Nouvelle-Aquitaine : méthanisation, vigilance sur la cohérence des projets
Deux points de vigilance relatifs à la méthanisation ont été soulevés par les participants lors de la table ronde organisée par la Frcuma Nouvelle-Aquitaine était dédiée à la production d’énergie.
En premier lieu, la solidité et la cohérence du plan d’approvisionnement du méthaniseur. Un point qui explique, au-delà des échecs techniques, les soucis que peuvent rencontrer certains porteurs de projets. Mais aussi l’acceptabilité locale, fortement liée à la taille du projet, et aux trajets des camions (auxquels on peut substituer des véhicules agricoles, soulevant moins de réticences). Tels sont les facteurs-clés, ont expliqué les deux éleveurs témoins, porteurs d’unités photovoltaïques et de méthanisation en fonctionnement.
Pascal Vincent (élu référent « méthanisation » du réseau cuma)
Naisseur engraisseur de Limousines dans le sud de Limoges, travaille dans un groupe de trois exploitations familiales. Il se lance précocement dans le photovoltaïque, avec des tarifs de rachat garantis élevés. Le photovoltaïque a permis de réaménager ses étables, améliorant les conditions de vie des animaux, mais réduisant aussi la pénibilité et le temps de travail. Mis en route en 2016, le méthaniseur est alimenté à 70 % par des effluents d’élevage (mais aussi des déchets d’industries agroalimentaires, du lactosérum, des pommes et des cultures intermédiaires). Outre la consolidation des revenus, le méthaniseur lui a permis d’améliorer le retour au sol, pour « assumer quasiment à 100 % l’alimentation des plantes », tout en ayant davantage de bêtes sur la même surface.
Laurent Lambert (élu référent « méthanisation » à la Chambre d’agriculture de Nouvelle-Aquitaine)
Laitier et céréalier, souhaitait diversifier et consolider ses revenus. Il s’inscrit aussi dans une recherche d’autonomie (protéines via séchage de tourteaux, en engrais avec le digestat). Ceci pour ne plus dépendre des fluctuations des marchés. Le méthaniseur, mis en service en 2020, et le séchoir, ont parfaitement rempli ces objectifs. A condition « de revoir complètement les systèmes, » avec par exemple une couverture complète des sols (dont plus de la moitié retourne aux sols). « J’aurais dû le faire plus tôt ! » a-t-il conclu, avant de rappeler que « ce type de projet, très structurant, est aussi risqué », au vu des montants en jeu.

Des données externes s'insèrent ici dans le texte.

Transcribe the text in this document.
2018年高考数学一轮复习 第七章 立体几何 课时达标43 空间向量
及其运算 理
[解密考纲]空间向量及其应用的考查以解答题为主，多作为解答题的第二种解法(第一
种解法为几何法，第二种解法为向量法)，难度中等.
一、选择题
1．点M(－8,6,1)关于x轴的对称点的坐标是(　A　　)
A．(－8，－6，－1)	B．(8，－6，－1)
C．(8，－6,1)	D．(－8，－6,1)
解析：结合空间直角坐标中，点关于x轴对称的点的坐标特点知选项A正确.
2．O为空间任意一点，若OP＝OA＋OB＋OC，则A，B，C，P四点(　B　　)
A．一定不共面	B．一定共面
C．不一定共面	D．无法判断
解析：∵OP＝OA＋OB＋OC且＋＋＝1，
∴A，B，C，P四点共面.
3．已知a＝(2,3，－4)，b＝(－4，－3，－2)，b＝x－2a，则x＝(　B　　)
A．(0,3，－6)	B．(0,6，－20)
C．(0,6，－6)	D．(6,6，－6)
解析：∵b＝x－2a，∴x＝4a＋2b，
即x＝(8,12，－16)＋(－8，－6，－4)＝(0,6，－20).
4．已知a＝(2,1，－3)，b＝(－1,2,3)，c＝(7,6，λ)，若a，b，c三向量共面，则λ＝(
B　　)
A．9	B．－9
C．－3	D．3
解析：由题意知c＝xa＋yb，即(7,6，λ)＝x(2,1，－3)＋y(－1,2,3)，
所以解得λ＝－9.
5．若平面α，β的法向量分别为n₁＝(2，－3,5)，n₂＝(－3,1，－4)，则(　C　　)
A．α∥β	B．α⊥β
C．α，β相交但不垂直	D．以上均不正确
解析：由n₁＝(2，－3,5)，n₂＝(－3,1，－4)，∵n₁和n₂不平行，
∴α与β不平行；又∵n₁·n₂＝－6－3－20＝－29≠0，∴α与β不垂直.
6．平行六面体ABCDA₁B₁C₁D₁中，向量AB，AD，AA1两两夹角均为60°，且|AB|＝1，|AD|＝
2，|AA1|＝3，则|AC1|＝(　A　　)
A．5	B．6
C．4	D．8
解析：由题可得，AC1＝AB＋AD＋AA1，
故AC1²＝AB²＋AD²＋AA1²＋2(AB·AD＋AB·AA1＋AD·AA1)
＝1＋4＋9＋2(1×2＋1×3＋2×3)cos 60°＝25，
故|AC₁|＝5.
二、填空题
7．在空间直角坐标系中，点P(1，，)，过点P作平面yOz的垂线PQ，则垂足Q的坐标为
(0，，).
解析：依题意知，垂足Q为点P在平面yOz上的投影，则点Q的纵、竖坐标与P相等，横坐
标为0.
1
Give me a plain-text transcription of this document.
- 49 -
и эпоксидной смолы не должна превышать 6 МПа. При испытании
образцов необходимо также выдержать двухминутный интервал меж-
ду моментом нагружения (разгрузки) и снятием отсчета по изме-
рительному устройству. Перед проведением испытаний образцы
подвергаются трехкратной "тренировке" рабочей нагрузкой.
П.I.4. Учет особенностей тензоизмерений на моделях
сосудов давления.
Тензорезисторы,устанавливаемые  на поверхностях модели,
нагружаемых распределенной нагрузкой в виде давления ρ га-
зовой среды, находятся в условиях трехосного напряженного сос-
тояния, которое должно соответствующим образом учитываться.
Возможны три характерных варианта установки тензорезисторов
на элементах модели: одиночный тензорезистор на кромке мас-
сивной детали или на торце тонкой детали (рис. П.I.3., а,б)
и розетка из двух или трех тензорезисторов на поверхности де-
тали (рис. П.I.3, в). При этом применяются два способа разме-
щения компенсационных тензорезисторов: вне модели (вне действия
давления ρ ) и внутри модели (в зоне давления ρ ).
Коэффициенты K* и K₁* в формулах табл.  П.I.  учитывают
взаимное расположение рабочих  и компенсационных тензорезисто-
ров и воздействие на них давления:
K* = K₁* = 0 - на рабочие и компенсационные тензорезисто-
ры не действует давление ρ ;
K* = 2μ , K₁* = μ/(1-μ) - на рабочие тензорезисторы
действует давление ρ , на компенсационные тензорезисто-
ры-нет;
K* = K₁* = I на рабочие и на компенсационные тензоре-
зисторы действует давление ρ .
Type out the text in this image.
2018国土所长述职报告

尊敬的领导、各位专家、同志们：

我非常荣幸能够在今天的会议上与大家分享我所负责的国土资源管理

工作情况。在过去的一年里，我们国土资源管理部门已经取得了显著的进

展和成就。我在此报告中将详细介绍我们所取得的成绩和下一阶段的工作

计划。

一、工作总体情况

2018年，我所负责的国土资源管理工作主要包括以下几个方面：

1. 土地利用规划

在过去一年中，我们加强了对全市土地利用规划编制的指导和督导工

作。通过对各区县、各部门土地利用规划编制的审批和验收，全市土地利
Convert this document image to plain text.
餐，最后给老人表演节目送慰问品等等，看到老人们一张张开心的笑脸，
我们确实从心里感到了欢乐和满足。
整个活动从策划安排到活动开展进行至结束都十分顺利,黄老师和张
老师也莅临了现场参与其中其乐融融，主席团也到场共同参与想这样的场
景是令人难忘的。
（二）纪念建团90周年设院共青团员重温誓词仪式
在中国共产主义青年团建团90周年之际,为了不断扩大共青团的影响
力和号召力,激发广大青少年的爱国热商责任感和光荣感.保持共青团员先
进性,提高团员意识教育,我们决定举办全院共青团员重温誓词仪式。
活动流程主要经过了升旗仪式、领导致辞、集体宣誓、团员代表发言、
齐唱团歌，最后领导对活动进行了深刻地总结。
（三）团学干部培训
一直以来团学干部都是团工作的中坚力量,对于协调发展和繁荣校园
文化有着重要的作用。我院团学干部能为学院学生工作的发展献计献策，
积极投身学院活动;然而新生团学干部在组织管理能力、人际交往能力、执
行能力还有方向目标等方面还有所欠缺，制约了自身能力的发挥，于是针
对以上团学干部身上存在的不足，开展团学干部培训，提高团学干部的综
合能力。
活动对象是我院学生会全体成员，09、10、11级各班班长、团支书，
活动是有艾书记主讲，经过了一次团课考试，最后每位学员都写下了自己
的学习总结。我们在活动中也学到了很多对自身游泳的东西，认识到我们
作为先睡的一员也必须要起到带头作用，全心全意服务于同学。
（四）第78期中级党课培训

Côté entreprises, Antoine Malmezat, du Crédit agricole d’Aquitaine, a bien sûr rappelé l’attention que les financeurs prêtent à la rentabilité d’un projet de méthanisation, notamment liée à la distance de raccordement. Sur ce point, Gaël Grosjean (Total ENR, agence Nouvelle-Aquitaine) a indiqué que les Chambres d’agriculture travaillent à un projet de Gufa (Groupement d’utilisation de financements agricoles). Pour mutualiser les différences de coûts de raccordement. Enfin, Antoine Malmezat a souligné que « plus il y a d’intervenants [dans les projets de méthanisation], plus la valeur s’éloigne de l’agriculteur. »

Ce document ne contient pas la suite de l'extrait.